Here's a link to a blog post from today about my work on accelerating SQLite with OpenCL on the ARM based Samsung Chromebook with a Mali T604.
Details & Early Benchmarks of OpenCL accelerated SQLite on ARM Mali | Tom Gall
Comments, questions and suggestions most welcome.
Hi Pete,
Thanks again for your suggestions. I'm still working on the code a bit yet but it's looking good. Performing:
SELECT id, uniformi, normali5 FROM test WHERE uniformi > 60 AND normali5 < 0
sqlite built -O2
CPU sql1 took 43631 microseconds
OpenCL sql1 took 14545 microseconds (2.99x or 199% better)
OpenCL (using vectors) 4114 microseconds (10.6x better or 960%)

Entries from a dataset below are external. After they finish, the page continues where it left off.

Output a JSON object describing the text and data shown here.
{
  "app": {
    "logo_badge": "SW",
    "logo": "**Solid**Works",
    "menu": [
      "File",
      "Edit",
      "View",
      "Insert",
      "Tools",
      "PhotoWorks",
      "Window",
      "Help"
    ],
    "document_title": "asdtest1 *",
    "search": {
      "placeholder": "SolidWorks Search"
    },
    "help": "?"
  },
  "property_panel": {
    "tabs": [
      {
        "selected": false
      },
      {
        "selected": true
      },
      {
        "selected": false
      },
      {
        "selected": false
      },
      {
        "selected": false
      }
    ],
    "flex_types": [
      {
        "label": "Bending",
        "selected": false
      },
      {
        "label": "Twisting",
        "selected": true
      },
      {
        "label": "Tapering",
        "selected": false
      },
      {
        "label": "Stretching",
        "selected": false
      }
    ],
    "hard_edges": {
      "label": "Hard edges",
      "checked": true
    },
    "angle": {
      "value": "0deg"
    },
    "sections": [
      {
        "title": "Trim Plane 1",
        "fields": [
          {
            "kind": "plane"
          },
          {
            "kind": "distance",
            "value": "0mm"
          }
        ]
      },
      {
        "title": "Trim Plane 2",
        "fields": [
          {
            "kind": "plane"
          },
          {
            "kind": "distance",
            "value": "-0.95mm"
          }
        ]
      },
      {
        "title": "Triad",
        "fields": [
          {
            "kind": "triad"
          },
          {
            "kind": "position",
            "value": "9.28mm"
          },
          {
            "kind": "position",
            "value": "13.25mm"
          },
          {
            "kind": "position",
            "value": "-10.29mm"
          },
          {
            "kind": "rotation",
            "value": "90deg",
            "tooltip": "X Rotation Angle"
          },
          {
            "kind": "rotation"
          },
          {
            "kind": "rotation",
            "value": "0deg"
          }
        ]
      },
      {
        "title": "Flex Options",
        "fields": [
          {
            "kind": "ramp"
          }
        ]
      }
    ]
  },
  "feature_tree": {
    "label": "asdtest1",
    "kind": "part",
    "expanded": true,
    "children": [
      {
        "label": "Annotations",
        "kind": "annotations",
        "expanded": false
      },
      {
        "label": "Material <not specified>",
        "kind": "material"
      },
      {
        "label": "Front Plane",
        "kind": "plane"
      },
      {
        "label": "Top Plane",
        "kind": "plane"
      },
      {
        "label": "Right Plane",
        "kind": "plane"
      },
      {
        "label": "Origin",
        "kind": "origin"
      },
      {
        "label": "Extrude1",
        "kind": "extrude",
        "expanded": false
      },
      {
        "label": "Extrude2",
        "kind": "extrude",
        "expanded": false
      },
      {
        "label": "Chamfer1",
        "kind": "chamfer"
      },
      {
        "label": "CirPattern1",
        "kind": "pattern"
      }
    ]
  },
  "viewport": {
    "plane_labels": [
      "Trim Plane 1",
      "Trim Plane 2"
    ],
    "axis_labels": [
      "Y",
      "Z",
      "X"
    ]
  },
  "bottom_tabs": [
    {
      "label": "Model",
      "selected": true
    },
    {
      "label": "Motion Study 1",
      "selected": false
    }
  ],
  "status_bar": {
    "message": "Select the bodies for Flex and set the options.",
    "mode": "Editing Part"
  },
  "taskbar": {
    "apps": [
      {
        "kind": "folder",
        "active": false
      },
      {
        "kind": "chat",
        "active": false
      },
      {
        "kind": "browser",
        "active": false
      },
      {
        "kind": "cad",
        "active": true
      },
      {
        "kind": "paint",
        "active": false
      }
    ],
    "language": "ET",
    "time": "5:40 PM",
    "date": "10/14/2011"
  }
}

The improvement not only resulted from working with vectors over arrays of integers but by also reducing the number of registers in use. I was able to jump from 64 to 128 work units.
The heart of the OpenCL kernel evolved from:
do {
if ((data[offset].v > 60) && (data[offset].w < 0)) {
resultArray[roffset].id = data[offset].id;
resultArray[roffset].v = data[offset].v;
resultArray[roffset].w = data[offset].w;
roffset++;
}
offset++;
endRow--;
} while (endRow);
to
v1 = vload4(0, data1+offset);
v2 = vload4(0, data2+offset);
r = (v1 > 60) && ( 0 > v2);
vstore4(r,0, resultMask+offset);
offset+=4;
totalRows--;
} while (totalRows);
Thanks again. If i can knock down one little bug I anticipate I'll be posting my code tomorrow. I've a curious situation where 2 results (out of 100,000 rows) aren't being matched and I'm not sure why. What I wouldn't give for an OpenCL debugger!
Hi Tom,
Thanks again for your suggestions.
No problem - happy to help. Writing optimal GPGPU code generally requires spotting where you can orientate your world 90 degrees and run on the walls - it takes a bit of getting used to.
Sweet =)
Cheers, P